The advances featured in this topical collection bode well for the future of computational exposomics. As machine learning and automation become further entwined with mass spectrometry, we anticipate even more powerful tools for feature extraction, spectral prediction, and pattern recognition, which will help sift through complex datasets and flag the most critical findings. Community efforts toward open data standards, shared spectral libraries, and transparent workflows will continue to improve reproducibility and enable collaborative progress. Ultimately, combining high-quality data, ingenious algorithms, and agreed-upon standards will push exposomic NTS closer to its full potential: a routine capability to monitor the unknown unknowns in our environment and inform public health and regulatory actions accordingly.

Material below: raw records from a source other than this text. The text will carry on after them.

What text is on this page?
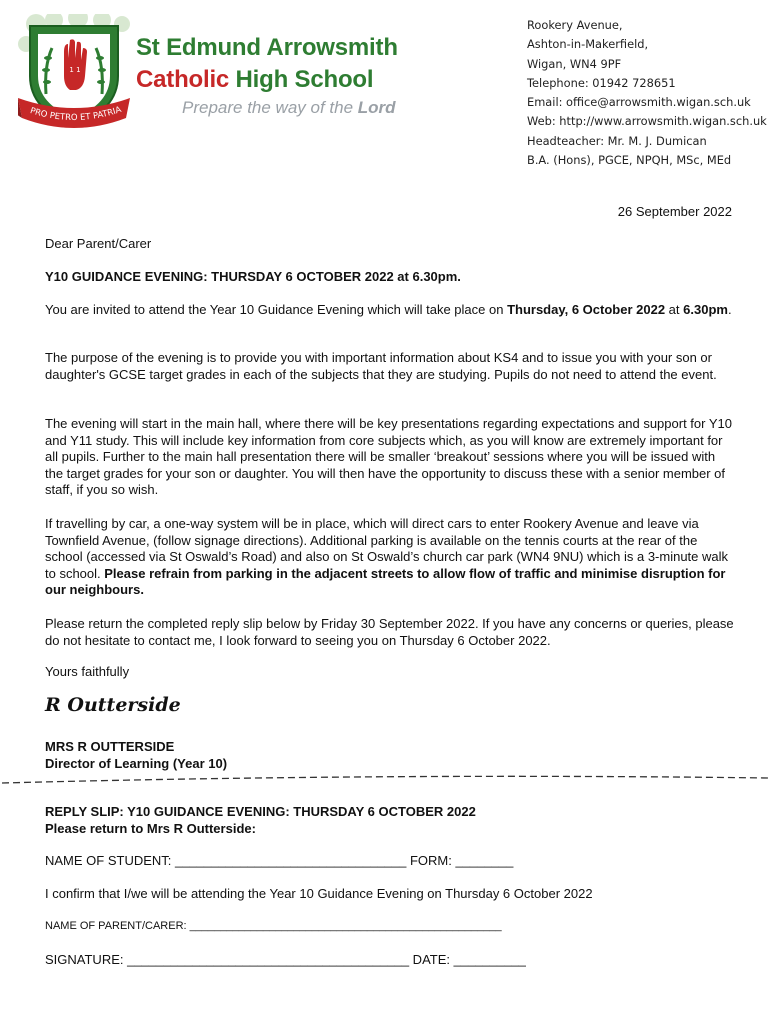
1 1
PRO PETRO ET PATRIA
St Edmund Arrowsmith
Catholic High School
Prepare the way of the Lord
Rookery Avenue,
Ashton-in-Makerfield,
Wigan, WN4 9PF
Telephone: 01942 728651
Email: office@arrowsmith.wigan.sch.uk
Web: http://www.arrowsmith.wigan.sch.uk
Headteacher: Mr. M. J. Dumican
B.A. (Hons), PGCE, NPQH, MSc, MEd
26 September 2022
Dear Parent/Carer
Y10 GUIDANCE EVENING: THURSDAY 6 OCTOBER 2022 at 6.30pm.
You are invited to attend the Year 10 Guidance Evening which will take place on Thursday, 6 October 2022 at 6.30pm.
The purpose of the evening is to provide you with important information about KS4 and to issue you with your son or daughter's GCSE target grades in each of the subjects that they are studying. Pupils do not need to attend the event.
The evening will start in the main hall, where there will be key presentations regarding expectations and support for Y10 and Y11 study. This will include key information from core subjects which, as you will know are extremely important for all pupils. Further to the main hall presentation there will be smaller ‘breakout’ sessions where you will be issued with the target grades for your son or daughter. You will then have the opportunity to discuss these with a senior member of staff, if you so wish.
If travelling by car, a one-way system will be in place, which will direct cars to enter Rookery Avenue and leave via Townfield Avenue, (follow signage directions). Additional parking is available on the tennis courts at the rear of the school (accessed via St Oswald’s Road) and also on St Oswald’s church car park (WN4 9NU) which is a 3-minute walk to school. Please refrain from parking in the adjacent streets to allow flow of traffic and minimise disruption for our neighbours.
Please return the completed reply slip below by Friday 30 September 2022. If you have any concerns or queries, please do not hesitate to contact me, I look forward to seeing you on Thursday 6 October 2022.
Yours faithfully
R Outterside
MRS R OUTTERSIDE
Director of Learning (Year 10)
REPLY SLIP: Y10 GUIDANCE EVENING: THURSDAY 6 OCTOBER 2022
Please return to Mrs R Outterside:
NAME OF STUDENT: ________________________________ FORM: ________
I confirm that I/we will be attending the Year 10 Guidance Evening on Thursday 6 October 2022
NAME OF PARENT/CARER: ___________________________________________________
SIGNATURE: _______________________________________ DATE: __________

In closing, we sincerely thank all the authors for contributing their cutting-edge research to this collection and the reviewers for their constructive evaluations, which greatly improved each article. We also thank the Analytical and Bioanalytical Chemistry editorial team for their support in assembling this topical collection. We hope that the insights and innovations presented here serve as a valuable resource to both new and seasoned researchers in the field, inspiring further developments in computational mass spectrometry and fostering a deeper understanding of the exposome. Each step forward in data handling, identification, and standardization brings us closer to the ultimate goal of exposomics: comprehensively charting the chemical space of our environment and its impact on humanity.